State health officials added that the CDC recommends that a person who has any close contacts to a positive case be tested three to five days after the exposure, even if they are fully vaccinated. Also, they should wear a mask until the test comes back negative.

“If you are a close contact, get tested, even if you're fully vaccinated, even if you're asymptomatic,” Box said. “If you become symptomatic, even if you're fully vaccinated, get tested and wear a mask until you're symptom free and you have a negative test result.”

The main reason state and federal health officials are making the recommendations is that the virus has mutated into several different variants.

“A year ago, we were dealing with one strain of the virus that caused COVID-19. Today we're battling multiple variants, but the biggest threat is from the Delta variant, which is fueling our current increase in cases,” Box said. “This variant, which was first identified in India, spreads more than twice as easily from one person to another, compared with other strains.

“The CDC has compared the infectivity of the Delta variant to that of the chickenpox and measles,” she said, “which means that each infected person can infect an average of eight or nine other people.”

The method of battling the virus has improved from last year.

“A year ago, we had very limited tools at our disposal to protect ourselves and others from COVID-19. Masks, social distancing and hand washing was really the only things in our arsenal,” Box said. “Today, we have the most powerful tool available to prevent disease in the form of three highly effective vaccines. But almost half of eligible Hoosiers still have not received a single dose of a COVID-19 vaccine.”

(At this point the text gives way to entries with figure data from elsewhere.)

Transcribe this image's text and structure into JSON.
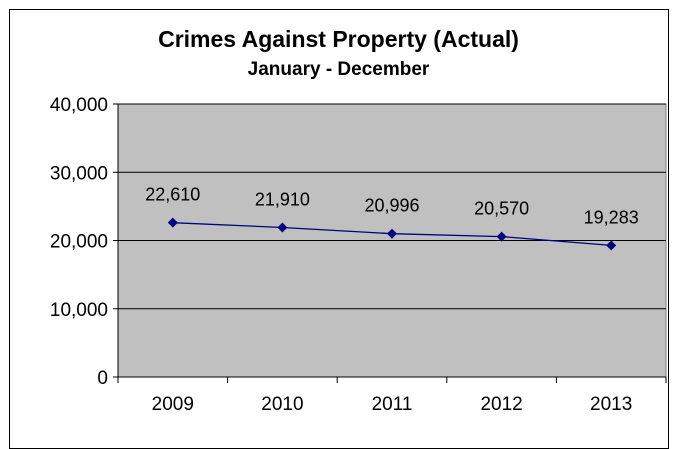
{
  "chart_data": {
    "type": "line",
    "title": "Crimes Against Property (Actual)",
    "subtitle": "January - December",
    "categories": [
      "2009",
      "2010",
      "2011",
      "2012",
      "2013"
    ],
    "series": [
      {
        "values": [
          22610,
          21910,
          20996,
          20570,
          19283
        ],
        "value_labels": [
          "22,610",
          "21,910",
          "20,996",
          "20,570",
          "19,283"
        ],
        "color": "#000080"
      }
    ],
    "ylim": [
      0,
      40000
    ],
    "yticks": [
      0,
      10000,
      20000,
      30000,
      40000
    ],
    "ytick_labels": [
      "0",
      "10,000",
      "20,000",
      "30,000",
      "40,000"
    ],
    "xlabel": "",
    "ylabel": "",
    "grid": true,
    "plot_background": "#c0c0c0",
    "marker": "diamond"
  }
}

Indiana is now averaging 900 cases per day, which is the level the state was at this time last year, Box reported. A year ago today, the state’s positivity rate was 6.6%; now it is 6.8%, which is much higher than last month’s rate of just over 2%. The number of new cases per week is 4,000 to 6,000 for July, more than June’s counts of below 2,000 cases a week, Box said.

Box and Weaver hope that more will get the vaccine, especially as they start to see younger people contracting the virus.

“People are seeing more younger people because those are the individuals that are not vaccinated. They see more younger people in the hospital,” Box said. “That starts to impact people, when they see a 30-year-old, a 40-year-old, a child that's there.

“I truly believe we're seeing an increase in vaccine rates,” she continued. “I truly believe this will continue. But I can't speak for everyone's sense of personal responsibility.”

People can still get the vaccine locally. The Dubois County Health Department asks that they schedule an appointment for the Pfizer and Johnson & Johnson vaccines by calling 812-481-7056. For the Moderna vaccine, go online to ourshot.in.gov to schedule an appointment.

The online scheduling allows people to sign up for the Moderna or Pfizer vaccine, but that specification is not sent to the health department, Werner said. If the department does not know which vaccine a person is coming in for, workers may not have the right dose ready. That means the person would have to make another appointment to get the right vaccine, which can be an inconvenience for the person.

So the health department is asking that people looking to get the Pfizer vaccine call the health department instead.